“There are only two hard things in Computer Science: cache invalidation, naming things, and off-by-one errors.” — Phil Karlton++?
Concurrency is hard. It is a world of trade offs and you often see some junior engineers thinking they have found the one true solution by adding in a caching layer to fix their performance problem.
I have been there. So many of us have. We need to be able to offer predictable and reliable scalability, and to do that we need to minimize bottlenecks. If we get this wrong though it takes more time to manage replication and invalidation and we have just created a potentially worse, and more complex problem.
As hard as it is to architect a solution that maps to product requirements and SLAs, I often think about how the same problem lies at the heart of organizations.
We have come a long way in how we try to scale humans:
But we may have a ways to go, even in 2016:
How can we predictably and reliably scale?
It is also tempting to grasp for the “simple” solution. If you have grown up around silicon valley for example, you think that the answer is talent density and small teams.
You can’t outgrow those pizza teams, you just need to split them up and you are all set!
However, it may not be that simple. This works just fine if you don’t need to communicate or rely on each other. Normally this isn’t the case. If you have team A relying on team B for some infrastructure (which is defined here as “the stuff you don’t want to worry about to get your work done”) then you could be bottlenecked on their velocity. If team B have multiple client teams then they have to prioritize and work out how to solve for that.

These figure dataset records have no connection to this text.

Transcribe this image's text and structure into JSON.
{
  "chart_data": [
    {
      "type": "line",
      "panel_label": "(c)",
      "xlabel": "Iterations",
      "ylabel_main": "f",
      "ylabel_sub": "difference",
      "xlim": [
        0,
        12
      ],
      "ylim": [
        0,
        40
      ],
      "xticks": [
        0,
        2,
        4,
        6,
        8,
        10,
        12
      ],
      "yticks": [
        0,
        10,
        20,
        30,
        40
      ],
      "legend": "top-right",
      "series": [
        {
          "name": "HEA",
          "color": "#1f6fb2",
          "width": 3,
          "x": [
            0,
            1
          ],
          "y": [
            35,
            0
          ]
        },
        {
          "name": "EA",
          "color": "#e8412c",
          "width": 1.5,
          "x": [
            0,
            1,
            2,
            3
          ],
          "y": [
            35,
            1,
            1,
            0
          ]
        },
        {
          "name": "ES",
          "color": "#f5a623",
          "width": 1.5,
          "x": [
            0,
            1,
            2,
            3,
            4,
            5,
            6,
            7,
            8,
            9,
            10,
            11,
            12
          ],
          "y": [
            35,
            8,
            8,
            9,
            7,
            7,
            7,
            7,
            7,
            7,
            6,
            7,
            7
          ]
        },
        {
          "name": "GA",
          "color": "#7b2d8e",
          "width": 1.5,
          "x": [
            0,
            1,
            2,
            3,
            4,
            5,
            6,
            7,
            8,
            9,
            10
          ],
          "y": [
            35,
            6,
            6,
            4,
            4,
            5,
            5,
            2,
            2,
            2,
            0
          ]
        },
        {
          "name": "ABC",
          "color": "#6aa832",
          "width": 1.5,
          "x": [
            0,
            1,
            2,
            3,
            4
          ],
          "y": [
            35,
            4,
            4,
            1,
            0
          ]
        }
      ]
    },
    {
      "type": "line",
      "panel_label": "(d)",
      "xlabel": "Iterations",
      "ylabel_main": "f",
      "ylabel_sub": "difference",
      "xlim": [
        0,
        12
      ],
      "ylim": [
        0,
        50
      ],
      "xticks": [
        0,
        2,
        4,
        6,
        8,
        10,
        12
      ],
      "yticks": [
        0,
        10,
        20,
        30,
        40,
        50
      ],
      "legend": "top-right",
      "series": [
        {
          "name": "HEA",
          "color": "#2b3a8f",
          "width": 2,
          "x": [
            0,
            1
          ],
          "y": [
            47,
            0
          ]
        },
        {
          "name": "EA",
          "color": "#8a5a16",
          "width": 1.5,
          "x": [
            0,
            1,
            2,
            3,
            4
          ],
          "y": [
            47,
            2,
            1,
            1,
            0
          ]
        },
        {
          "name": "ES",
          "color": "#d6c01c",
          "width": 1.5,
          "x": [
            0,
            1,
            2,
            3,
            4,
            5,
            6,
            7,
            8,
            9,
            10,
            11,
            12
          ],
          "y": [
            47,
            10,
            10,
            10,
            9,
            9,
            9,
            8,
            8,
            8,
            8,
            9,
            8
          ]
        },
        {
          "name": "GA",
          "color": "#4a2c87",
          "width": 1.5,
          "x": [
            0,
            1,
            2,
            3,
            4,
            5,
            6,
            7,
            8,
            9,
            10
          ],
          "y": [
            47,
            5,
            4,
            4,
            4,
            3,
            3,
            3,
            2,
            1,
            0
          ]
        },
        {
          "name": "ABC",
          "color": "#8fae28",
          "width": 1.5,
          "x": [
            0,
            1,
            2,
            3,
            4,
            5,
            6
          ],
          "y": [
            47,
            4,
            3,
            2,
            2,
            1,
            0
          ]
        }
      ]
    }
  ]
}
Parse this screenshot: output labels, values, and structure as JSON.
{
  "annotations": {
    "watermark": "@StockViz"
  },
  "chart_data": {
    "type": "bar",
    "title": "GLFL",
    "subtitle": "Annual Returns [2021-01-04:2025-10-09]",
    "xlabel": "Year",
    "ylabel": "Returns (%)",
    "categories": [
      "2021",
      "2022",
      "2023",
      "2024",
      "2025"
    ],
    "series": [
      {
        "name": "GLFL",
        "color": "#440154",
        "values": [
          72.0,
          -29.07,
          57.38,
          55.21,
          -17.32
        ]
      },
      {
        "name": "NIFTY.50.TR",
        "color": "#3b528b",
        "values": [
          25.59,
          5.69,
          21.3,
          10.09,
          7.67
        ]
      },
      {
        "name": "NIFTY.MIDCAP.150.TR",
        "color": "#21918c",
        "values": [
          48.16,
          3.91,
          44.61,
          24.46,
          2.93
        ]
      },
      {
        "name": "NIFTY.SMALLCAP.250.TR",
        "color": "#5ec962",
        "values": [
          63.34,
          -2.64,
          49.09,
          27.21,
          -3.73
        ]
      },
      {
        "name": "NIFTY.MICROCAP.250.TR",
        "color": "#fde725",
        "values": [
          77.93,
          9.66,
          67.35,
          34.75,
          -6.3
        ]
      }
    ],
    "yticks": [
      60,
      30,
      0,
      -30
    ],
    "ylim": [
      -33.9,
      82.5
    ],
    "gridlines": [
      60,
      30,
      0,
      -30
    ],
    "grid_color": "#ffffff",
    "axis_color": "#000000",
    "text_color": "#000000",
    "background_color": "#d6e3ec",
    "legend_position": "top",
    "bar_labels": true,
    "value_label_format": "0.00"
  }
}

You can easily get frustrated here, especially if there is a lack of transparency around how prioritization happens. Do you have a way to offer up head count or resources so you aren’t just sitting there saying “when are you done” but are diving in to help? Is that even possible given the skill-set needed?
That is often the rub. Humans can’t scale in the same way as CPUs as each one of us is so different, and each one of us has very different software onboard 😉
It is so very easy to get into a log jam. Let’s look at a hypothetical example that you may have seen yourself.
Your company has a team that provides an infrastructure as a service. In general you want to use shared resources, especially if they have domain knowledge that you lack, and if by supporting you all of the ships that they support can rise.
It turns out that they want to support you, but they don’t have the resources to jump on this work. Now begins the prioritization game. Can you collectively get support for this work to be done?
There is nothing worse than being the small fry when it comes to these discussions. Let’s say you are a global company, and you are sharing a central payment service. A small country has a payment solution that is The Gold Standard where they are, so it is crucial to get it integrated into the Global Solution. But then a long comes the Big Gorilla. The country that is so large that one compliance feature goes through the ROI analysis and it knocks the small guys solution below the line. Ouch.
Well, screw it, just go off and do a custom build! We can move fast! Talent density ftw! It feels great while you do it, but you may have created a new cache to invalidate. Fast forward a little and you notice that there are now a slew of other groups that have done the same thing. Team members have moved around and some of those systems are hard to keep alive, let alone gaining features.
How will this play out in the long run? It may still make sense to take this path though, and as someone once told me:
“The life blood of a company is momentum.”
This is why scaling companies can be hard. It will be wasteful and you need to be OK with that. It will be messy and you need to deal with that. You can build a framework to help you make the decisions that you need to make as they come up, and then you need to paddle as fast as hell.
p.s. I am looking forward to seeing what comes out of Scaling Teams. There is a dearth of content on engineering management.